Bons de délégation : les conditions de validité du système.

Les heures de délégation permettent aux représentants du personnel d’exercer leurs missions de défense et de prise en compte des intérêts des salariés, de présentation des réclamations individuelles et collectives. L’utilisation de ces heures pendant le temps de travail ne doit avoir aucun impact sur la rémunération des élus (DP, membres de CE ou du CHSCT). Le crédit d’heures de délégation est individuel et personnel en principe. Il doit être utilisé dans le cadre de l’exercice du mandat. En pratique, l’employeur doit pouvoir suivre l’utilisation de ces heures, il peut donc mettre en place à cet effet le système des bons de délégation. A quelles conditions le système est-il légal et comment le mettre en place ?

Si l’employeur ne peut soumettre l’utilisation des heures de délégation à une autorisation préalable de sa part, il peut en revanche mettre en place un outil de suivi et de décompte des heures afin de faciliter la gestion de la charge de travail dans son entreprise. Il s’agit des bons de délégation.

La mise en place des bons de délégation

Le bon de délégation est un système interne à l’entreprise qui permet un décompte et un suivi des heures de délégation afin d’éviter tout dépassement. Il permet également de prévoir les absences et d’organiser les remplacements nécessaires au maintien de l’activité de l’entreprise.

Les juges ont considéré depuis longtemps que la pratique des bons de délégation était licite. Cependant, il faut faire attention à leurs modalités d’application, elles peuvent rendre le système illicite.

Le système des bons de délégation, pour être licite, doit respecter les conditions suivantes :

  • le système doit faire l’objet d’une procédure de concertation : les représentants du personnel doivent être consultés avant la mise en place des bons de délégation
  • le respect d’un délai de prévenance et non une autorisation préalable : l’employeur n’a pas à contrôler a priori l’utilisation des heures, il ne peut donc les soumettre à son autorisation préalable.
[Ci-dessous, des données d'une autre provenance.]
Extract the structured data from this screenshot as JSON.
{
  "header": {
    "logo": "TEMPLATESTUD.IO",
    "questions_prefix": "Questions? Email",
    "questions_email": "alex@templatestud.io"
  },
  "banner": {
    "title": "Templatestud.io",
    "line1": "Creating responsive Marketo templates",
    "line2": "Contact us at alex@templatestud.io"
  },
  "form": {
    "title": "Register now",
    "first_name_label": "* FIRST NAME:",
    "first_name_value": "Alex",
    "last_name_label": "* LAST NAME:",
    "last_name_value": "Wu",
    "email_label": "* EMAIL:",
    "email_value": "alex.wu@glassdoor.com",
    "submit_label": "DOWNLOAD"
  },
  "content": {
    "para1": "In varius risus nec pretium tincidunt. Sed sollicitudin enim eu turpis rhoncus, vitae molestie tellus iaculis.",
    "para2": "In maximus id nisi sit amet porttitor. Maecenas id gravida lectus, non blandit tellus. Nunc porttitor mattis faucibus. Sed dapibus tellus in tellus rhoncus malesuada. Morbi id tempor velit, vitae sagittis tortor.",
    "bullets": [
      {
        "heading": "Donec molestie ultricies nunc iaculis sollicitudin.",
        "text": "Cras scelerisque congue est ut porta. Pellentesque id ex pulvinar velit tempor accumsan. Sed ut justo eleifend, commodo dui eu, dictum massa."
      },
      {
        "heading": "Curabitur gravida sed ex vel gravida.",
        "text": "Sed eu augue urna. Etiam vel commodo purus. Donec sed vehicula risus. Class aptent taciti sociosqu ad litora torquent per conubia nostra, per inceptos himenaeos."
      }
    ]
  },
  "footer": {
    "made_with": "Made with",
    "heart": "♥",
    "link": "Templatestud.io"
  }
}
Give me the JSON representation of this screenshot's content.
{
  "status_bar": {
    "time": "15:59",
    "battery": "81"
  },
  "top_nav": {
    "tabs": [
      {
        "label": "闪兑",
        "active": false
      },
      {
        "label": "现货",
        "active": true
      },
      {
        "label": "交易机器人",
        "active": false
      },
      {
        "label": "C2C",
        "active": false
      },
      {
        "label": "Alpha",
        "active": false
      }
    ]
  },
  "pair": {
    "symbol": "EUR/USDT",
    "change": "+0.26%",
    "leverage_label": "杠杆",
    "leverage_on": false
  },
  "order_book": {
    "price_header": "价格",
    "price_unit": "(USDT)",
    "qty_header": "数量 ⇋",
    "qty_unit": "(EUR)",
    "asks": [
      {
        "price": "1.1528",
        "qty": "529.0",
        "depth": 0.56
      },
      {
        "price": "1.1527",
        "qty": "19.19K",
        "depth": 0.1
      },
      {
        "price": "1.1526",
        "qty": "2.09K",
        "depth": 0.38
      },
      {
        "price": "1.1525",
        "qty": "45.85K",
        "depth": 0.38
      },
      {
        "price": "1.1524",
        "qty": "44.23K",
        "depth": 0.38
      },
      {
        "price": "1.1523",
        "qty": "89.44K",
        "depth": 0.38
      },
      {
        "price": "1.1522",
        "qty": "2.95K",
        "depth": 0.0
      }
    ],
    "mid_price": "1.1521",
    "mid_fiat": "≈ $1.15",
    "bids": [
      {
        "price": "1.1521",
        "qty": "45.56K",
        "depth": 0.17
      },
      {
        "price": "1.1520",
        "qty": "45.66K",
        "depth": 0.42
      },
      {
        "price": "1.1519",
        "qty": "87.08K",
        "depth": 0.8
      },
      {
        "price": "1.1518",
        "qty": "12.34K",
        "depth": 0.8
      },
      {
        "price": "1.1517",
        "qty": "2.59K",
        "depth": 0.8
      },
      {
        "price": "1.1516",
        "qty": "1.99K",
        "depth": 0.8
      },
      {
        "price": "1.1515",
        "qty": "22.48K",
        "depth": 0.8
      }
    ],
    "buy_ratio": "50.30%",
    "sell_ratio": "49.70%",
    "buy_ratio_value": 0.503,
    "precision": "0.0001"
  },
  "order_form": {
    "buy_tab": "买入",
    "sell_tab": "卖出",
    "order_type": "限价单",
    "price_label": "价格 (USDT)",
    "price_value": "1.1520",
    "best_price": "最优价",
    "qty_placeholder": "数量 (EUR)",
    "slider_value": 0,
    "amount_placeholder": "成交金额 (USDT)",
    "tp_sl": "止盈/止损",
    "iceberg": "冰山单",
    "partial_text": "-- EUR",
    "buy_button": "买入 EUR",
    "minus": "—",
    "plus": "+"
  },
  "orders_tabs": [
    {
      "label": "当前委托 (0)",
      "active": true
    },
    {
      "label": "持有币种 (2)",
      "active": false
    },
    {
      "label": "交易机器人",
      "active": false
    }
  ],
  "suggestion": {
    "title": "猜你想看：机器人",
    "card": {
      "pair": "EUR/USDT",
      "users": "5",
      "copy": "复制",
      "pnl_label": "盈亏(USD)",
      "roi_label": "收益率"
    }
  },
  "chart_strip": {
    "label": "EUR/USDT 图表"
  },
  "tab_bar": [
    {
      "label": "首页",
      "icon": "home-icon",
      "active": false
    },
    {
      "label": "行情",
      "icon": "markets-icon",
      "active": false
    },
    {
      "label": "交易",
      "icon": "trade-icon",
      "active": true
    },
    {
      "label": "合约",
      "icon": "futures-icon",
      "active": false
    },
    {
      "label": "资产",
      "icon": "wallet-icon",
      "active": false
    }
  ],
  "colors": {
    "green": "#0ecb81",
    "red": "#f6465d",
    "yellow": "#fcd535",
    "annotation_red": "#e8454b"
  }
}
Le système doit, tout au plus imposer le respect d’un délai de prévenance avant la prise des heures qui permettra à l’employeur d’adopter les mesures rendues nécessaires par le remplacement de l’élu.

Suite à la consultation des représentants du personnel, il est possible de conclure un accord d’entreprise qui pose les conditions de mise en place et d’utilisation de ces bons de délégation avec les organisations syndicales présentes. A défaut, un accord avec le comité d’entreprise peut être conclu. L’avis favorable des institutions représentatives du personnel en place n’est pas indispensable. Il suffit que l’employeur les ait consultées pour pouvoir mettre en place les bons de délégation.

L’utilisation du bon de délégation

Le bon de délégation est un document écrit qui généralement contient les mentions suivantes :

  • nom et prénom du salarié élu ;
  • mandat exercé ;
  • date et heure de départ prévue ;
  • durée présumée de l’absence ;
  • nombre d’heures déjà prises dans le mois au moment où le bon est rempli.

Le motif de prise des heures n’a pas à être mentionné sur le document, cela reviendrait en effet à un contrôle de l’utilisation des heures. Le lieu d’utilisation des heures n’a pas à figurer sur le bon non plus. En revanche, il est possible d’y préciser s’il y a un déplacement à l’extérieur de l’entreprise ou non. Ceci se justifie au regard des responsabilités en cas d’accident de travail ou de trajet.

Il est recommandé de faire signer le document par le responsable du salarié qui exerce le mandat. Le bon devra être complété au retour du représentant afin de mentionner la durée exacte de l’absence. Il sera à nouveau signé par l’élu et son responsable. D’un point de vue pratique, il est possible de prévoir un formulaire en deux parties.

Les bons peuvent être délivrés par le responsable hiérarchique du représentant du personnel ou par le service des ressources humaines en charge de la paie et du suivi du temps de travail des salariés.

L’élu doit pouvoir s’en procurer de manière immédiate et sans limitation. Le supérieur hiérarchique ne doit pas avoir à demander une autorisation pour remettre un bon de délégation à l’élu sous peine de caractériser un délit d’entrave.

Sachez qu’à partir du moment où le système de bon de délégation est instauré dans votre entreprise, vous êtes tenu de vous y soumettre et de les utiliser. Le refus d’utilisation des bons de délégation peut constituer une faute passible de sanction disciplinaire pouvant aller jusqu’au licenciement.

Notez également que l’employeur n’a pas à contrôler l’utilisation conforme de vos heures de délégation. En cas de doute sur le respect de la finalité du mandat, il lui est interdit de ne pas rémunérer les heures de délégation. Il doit, après les avoir payées, demander des explications à l’élu qui doit apporter des éléments démontrant qu’il les a utilisées conformément à leur objet (l’exercice du mandat). A défaut, l’employeur pourra saisir le juge pour demander le remboursement des heures indûment rémunérées.